Oct. 29 at Jobing.com Arena -- Coyotes 3, Kings 2 (OT)

Doughty returned from a five-game absence because of the shoulder injury but wasn’t a factor as Daymond Langkow scored with 44 seconds left in overtime after his shot deflected off the stick of now-departed Kings defenseman Jack Johnson. The Kings began overtime with 1:46 remaining on a power play but couldn’t capitalize. Mike Richards had provided the Kings a 1-0 lead early in the second period, and Anze Kopitar tied the score at 2-2 with 6:30 left in regulation, ending a nine-game goal-less streak against the Coyotes, his longest against any team in the NHL.

Dec. 26 at Staples Center -- Kings, 4, Coyotes 3

By the time these teams met again, the Kings had a new coach behind the bench in Darryl Sutter. This game was memorable for a few reasons. The Kings scored more than two goals for the first time in 15 games, Simon Gagne suffered a season-ending concussion and Rob Scuderi scored his only goal of the season four minutes into the game to give the Kings a 1-0 lead. Willie Mitchell and Brad Richardson also scored rare goals for the Kings before Brown notched his ninth of the season, which turned out to be the game winner. Phoenix defenseman Raffi Torres, currently serving a 25-game suspension for an illegal hit in the first round of the playoffs, scored two goals for the Coyotes.

Jan. 5 at Staples Center -- Kings 1, Coyotes 0 (OT)

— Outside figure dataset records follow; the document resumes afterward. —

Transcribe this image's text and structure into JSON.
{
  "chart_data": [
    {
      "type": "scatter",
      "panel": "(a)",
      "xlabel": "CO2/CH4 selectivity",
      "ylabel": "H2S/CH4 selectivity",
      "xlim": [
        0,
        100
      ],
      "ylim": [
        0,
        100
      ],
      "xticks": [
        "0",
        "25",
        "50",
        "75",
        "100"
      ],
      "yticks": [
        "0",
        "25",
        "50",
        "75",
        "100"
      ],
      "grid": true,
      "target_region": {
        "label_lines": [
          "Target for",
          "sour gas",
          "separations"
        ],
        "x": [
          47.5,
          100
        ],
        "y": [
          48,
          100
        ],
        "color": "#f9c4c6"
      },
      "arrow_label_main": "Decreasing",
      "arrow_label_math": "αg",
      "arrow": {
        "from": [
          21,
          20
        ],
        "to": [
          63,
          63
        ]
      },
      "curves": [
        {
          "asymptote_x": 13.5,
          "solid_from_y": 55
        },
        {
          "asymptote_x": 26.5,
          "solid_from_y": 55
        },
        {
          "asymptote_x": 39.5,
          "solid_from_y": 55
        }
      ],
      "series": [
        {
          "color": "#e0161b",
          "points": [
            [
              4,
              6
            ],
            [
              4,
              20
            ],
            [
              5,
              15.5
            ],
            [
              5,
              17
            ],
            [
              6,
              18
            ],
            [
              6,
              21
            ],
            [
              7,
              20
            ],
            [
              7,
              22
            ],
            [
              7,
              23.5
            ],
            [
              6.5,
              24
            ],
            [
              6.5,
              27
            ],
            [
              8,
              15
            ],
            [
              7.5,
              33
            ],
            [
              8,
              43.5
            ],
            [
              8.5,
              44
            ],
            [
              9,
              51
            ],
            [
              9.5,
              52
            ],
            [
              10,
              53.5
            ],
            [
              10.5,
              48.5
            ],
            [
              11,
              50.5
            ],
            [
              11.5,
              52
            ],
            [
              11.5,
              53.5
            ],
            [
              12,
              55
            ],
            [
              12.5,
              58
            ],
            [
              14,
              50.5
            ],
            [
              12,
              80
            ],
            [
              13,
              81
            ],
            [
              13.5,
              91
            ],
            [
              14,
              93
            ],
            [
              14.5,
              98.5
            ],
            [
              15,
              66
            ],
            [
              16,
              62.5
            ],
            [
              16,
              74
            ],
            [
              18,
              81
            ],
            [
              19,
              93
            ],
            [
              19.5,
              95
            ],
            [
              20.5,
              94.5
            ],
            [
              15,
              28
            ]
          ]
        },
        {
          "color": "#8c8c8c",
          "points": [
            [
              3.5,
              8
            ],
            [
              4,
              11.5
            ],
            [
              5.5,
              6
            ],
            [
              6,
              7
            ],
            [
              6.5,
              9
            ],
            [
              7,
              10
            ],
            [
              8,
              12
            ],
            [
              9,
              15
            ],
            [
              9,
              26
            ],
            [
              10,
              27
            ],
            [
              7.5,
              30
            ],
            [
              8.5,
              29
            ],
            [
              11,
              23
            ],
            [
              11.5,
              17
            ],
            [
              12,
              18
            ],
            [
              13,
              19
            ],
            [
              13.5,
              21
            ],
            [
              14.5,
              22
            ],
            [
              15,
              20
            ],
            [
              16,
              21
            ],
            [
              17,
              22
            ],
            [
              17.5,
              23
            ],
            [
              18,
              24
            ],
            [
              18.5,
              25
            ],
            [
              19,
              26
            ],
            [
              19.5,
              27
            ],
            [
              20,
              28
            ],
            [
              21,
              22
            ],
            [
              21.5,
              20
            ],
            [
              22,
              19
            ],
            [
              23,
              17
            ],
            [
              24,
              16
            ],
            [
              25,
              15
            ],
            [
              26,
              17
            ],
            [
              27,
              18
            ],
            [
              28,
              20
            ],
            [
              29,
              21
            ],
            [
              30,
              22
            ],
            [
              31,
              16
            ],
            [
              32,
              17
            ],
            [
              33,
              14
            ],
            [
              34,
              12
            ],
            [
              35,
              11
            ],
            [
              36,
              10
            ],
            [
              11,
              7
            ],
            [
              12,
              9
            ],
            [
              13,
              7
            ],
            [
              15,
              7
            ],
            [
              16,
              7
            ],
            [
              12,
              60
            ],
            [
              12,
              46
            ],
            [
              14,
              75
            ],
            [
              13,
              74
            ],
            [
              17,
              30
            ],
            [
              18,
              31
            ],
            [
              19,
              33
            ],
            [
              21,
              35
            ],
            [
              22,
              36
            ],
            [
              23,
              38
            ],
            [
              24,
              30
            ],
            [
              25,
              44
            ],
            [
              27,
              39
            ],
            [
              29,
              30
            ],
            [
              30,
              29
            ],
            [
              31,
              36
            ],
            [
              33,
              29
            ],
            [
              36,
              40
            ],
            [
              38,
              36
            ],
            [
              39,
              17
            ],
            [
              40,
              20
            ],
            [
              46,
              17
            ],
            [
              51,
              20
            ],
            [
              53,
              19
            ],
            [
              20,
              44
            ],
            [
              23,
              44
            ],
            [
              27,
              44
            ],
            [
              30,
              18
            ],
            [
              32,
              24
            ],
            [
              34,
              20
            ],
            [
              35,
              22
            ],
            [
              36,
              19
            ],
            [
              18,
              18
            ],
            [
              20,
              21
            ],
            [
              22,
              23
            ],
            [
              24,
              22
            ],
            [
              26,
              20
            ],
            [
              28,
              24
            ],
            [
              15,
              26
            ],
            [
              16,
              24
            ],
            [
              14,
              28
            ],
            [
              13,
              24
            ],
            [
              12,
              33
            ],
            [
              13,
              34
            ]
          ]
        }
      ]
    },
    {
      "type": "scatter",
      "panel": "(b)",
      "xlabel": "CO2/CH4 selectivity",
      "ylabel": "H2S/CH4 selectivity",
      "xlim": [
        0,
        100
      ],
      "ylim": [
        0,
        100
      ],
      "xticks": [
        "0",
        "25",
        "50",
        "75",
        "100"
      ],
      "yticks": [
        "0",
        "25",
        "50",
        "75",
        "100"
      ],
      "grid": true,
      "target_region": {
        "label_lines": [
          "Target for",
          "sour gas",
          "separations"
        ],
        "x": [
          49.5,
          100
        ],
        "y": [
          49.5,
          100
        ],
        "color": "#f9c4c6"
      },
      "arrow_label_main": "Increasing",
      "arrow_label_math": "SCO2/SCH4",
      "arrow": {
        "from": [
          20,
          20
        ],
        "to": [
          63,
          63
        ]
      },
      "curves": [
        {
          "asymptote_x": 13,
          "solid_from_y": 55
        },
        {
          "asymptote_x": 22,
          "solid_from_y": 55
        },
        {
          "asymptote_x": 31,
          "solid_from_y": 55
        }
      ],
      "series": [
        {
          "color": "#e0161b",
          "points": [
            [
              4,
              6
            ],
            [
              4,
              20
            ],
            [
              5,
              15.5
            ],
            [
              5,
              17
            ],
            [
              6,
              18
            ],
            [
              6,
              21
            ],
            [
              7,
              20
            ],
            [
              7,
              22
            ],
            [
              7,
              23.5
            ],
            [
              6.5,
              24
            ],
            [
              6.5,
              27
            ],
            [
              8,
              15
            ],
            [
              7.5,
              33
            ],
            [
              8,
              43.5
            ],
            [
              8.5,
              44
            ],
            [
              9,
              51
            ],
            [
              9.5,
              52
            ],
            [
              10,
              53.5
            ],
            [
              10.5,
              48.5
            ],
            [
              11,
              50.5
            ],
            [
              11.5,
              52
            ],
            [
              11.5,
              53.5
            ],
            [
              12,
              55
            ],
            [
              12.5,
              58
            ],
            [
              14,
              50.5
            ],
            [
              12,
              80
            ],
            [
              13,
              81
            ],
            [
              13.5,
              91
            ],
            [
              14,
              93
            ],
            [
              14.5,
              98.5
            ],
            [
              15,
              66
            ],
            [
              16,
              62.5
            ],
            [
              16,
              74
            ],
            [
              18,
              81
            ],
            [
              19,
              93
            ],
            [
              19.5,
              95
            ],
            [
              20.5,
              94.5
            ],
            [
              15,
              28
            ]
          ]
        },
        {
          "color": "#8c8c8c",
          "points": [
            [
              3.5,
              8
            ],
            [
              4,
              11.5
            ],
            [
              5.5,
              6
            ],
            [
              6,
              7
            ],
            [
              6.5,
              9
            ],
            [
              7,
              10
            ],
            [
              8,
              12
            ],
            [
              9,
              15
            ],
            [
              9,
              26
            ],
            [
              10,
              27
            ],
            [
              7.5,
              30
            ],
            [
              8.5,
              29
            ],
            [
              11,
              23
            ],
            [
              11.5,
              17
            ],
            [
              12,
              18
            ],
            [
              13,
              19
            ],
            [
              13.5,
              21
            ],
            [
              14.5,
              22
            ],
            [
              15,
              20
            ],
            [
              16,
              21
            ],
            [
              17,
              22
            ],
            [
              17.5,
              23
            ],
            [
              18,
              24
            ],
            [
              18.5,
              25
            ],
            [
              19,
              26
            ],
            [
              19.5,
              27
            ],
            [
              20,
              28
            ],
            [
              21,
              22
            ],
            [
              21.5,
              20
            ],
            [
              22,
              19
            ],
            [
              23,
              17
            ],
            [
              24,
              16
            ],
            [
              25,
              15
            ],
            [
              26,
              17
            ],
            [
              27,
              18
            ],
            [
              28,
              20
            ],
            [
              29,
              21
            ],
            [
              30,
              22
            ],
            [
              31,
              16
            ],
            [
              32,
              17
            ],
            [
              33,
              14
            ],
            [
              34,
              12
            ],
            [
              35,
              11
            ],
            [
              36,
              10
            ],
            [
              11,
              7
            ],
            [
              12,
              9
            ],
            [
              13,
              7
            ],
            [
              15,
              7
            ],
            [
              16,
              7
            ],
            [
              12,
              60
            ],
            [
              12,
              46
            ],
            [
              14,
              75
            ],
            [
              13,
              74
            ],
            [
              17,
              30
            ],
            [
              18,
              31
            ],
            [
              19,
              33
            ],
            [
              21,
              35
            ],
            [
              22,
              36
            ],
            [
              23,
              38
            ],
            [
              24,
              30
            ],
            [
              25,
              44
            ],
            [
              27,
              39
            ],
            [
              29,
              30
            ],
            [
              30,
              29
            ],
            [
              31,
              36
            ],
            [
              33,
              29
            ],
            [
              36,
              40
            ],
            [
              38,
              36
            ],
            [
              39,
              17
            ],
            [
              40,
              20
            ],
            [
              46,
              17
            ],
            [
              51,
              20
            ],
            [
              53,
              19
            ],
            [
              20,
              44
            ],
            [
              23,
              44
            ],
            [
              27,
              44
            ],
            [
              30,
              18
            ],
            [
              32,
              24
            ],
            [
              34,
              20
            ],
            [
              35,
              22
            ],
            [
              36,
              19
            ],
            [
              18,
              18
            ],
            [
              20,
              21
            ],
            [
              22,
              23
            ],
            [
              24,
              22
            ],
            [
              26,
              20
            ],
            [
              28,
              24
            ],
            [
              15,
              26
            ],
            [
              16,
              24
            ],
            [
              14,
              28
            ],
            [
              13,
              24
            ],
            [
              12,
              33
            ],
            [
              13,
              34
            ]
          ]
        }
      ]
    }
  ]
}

Quick had another Vezina Trophy-caliber performance, outdueling Phoenix goalie Mike Smith for his sixth shutout of the season. Doughty scored a controversial goal in overtime after banking a shot off the skate of Coyotes defenseman Oliver Ekman-Larsson as Johnson stood in the crease. Phoenix coach Dave Tippett and team captain Shane Doan complained vigorously to reporters after the game, saying Johnson had interfered with Smith on Doughty's goal.

Feb. 16 at Staples Center -- Coyotes 1, Kings 0

Tempers flared early as Brown laid out Phoenix defenseman Rostislav Klesla four-and-a-half minutes into the game, leading to a fight with Doan a few minutes later. Klesla ended up missing three weeks with an upper-body injury. Richards later fought Martin Hanzal, and Colin Fraser completed the fight-filled first period by scrapping with Torres. Radim Vrbata ended up scoring the game’s only goal with four minutes left in the second period. Vrbata had five goals against the Kings this season, the most against any team.

Feb. 21 at Jobing.com Arena -- Coyotes 5, Kings 4 (SO)

In perhaps the lowest stretch of the season for the Kings, they let a two-goal second-period lead slip away and lost for the third straight game. After getting shut out in the previous two losses, the Kings figured they were back on track after scoring three unanswered goals in the opening period. Even when the Coyotes cut the deficit to one, the Kings answered with a goal by Justin Williams with just over eight minutes left in the second period. But the Coyotes got one back on a goal by Doan, and Vrbata tied the score with two-and-a-half minutes left in regulation on his team's third power-play goal of the game, giving Phoenix a chance to win in the shootout.

Playoff fact: The Kings and Coyotes, formerly the Winnipeg Jets, have never met in the postseason.